Santa Barbara researchers to test artificial pancreas
Santa Barbara will soon host trials of a first-ever artificial pancreas being developed by researchers at UC Santa Barbara and Sansum Diabetes Research Institute to help treat type 1 diabetes.
Under development for the past several years in Santa Barbara, the artificial pancreas is now in clinical trials around the globe. Much of the funding has come from the Juvenile Diabetes Research Foundation.
The system that will be tested in Santa Barbara this fall — made up of off-the-shelf equipment linked by a crucial control algorithm developed by chemical engineers at UCSB — is likely to resemble what may eventually reach consumers, though researchers say a commercially available artificial pancreases could still be years away.
Type 1 diabetes, sometimes known as juvenile diabetes, can’t be controlled with diet and exercise alone. It’s an autoimmune disorder in which the patient’s body attacks cells that produce insulin, the hormone that helps the body turn food into energy.
There’s no cure, and the only treatment is relentless blood sugar monitoring coupled with careful diet control and insulin injections.
Over the long term, high blood sugar puts type 1 diabetics at risk of kidney disease, heart disease and blindness. But pumping in too much insulin can bring blood sugar down to dangerously low levels in the short term.

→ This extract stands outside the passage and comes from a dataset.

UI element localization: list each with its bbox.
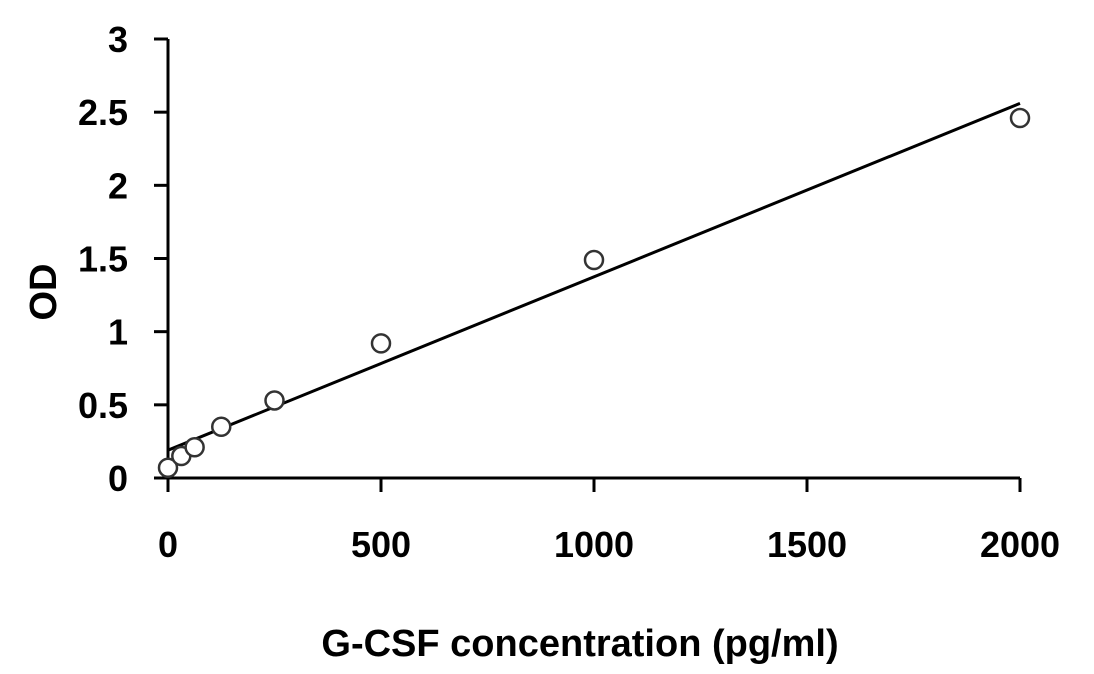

“It can cause seizures, and it can kill people,” said Aaron Kowalski, research director of the artificial pancreas project for the New York-based Juvenile Diabetes Research Foundation. “It’s a balancing act.”

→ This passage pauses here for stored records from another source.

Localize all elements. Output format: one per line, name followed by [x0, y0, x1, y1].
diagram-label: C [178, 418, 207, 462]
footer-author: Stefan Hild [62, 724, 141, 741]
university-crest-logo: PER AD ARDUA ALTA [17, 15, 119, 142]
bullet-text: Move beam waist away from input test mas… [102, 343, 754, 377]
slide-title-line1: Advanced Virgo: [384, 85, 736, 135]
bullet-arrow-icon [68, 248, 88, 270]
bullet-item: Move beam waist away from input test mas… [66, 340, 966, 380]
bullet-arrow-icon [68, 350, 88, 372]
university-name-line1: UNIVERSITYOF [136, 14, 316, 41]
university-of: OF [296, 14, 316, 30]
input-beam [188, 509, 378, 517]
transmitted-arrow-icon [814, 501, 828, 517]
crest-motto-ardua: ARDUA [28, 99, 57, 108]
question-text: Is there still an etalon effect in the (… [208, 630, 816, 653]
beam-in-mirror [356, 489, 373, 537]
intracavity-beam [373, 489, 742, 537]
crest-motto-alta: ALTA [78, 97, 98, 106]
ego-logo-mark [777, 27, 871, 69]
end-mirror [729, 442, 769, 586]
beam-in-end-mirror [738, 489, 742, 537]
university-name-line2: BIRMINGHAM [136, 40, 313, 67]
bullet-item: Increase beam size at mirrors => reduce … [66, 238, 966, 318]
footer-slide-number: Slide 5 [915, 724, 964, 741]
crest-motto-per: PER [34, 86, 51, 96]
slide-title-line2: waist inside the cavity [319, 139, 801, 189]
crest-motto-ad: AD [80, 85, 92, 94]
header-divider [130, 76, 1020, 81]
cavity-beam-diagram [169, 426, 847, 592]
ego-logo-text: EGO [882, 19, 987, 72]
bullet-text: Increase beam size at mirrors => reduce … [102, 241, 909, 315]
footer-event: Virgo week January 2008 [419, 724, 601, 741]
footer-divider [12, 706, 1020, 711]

Today, there are devices that constantly monitor blood sugar, also know as glucose. There are also devices that pump insulin into the blood. But the connection between the two — how much insulin it takes to get blood sugar in a safe range — has mostly been a matter of keeping paper logs and simple calculation.
Even with careful monitoring, many patients spend a lot of time outside the normal blood sugar range.
“Even though we see bad outcomes because of bad glucose control throughout the population, it’s not that people aren’t trying,” Kowalski said. “We believe that with computers and the amazing technology that’s evolved over the years, we can do much better.”
That’s where UCSB’s engineers came in.
“We started to think about closing the loop,” said Eyal Dassau, lead scientist for UCSB’s artificial pancreas system team. “The missing link is the brain — the control algorithm that will take measurements, calculate the optimal dose for that specific time and send a command to the pump.”
The engineers have been working closely with Sansum, and the institutions consider themselves a singular unit when it comes to the artificial pancreas project.
“We teach them about medicine, and they teach us about engineering,” said Howard Zisser, director of clinical research and diabetes technology at Sansum. “It’s hard for one person with one hat to figure out the intricacies of the system.”
And those intricacies are many. First, the algorithm has to deal with only being able to move blood sugar in one direction — insulin generally lowers blood glucose levels. That makes controlling blood sugar with insulin “like driving a car with just your accelerator pedal,” Zisser said.
Another problem is the limitations of the equipment. The blood sugar sensor has both a lag and a margin of error. On top of that, the insulin used doesn’t hit peak effectiveness until 45 minutes after its pumped under the skin. It’s like driving without seeing a curve until you’ve passed it, and the tires not responding until well after you’ve turned the wheel.
“The algorithm has to do a really good job at predicting the future,” Kowalski said.
On top of that, researchers are working on ways to detect meals and adjust for meals and exercise, both of which have an effect on blood sugar. “We believe our best approach right now is to have a personalized model for each patient,” Dassau said. “We take data from the patient and develop a model that is fit to the patient.”
As studies unfold in France, Israel and the United States, Kowalski — who has type 1 diabetes himself — said the research wouldn’t have been possible without the contributions from Santa Barbara.
“It’s not an understatement to say they’re some of the best people in the world and are key to driving this science forward,” Kowalski said. “I’ve been holding out to participate in this trial so I could come to Santa Barbara to do it.”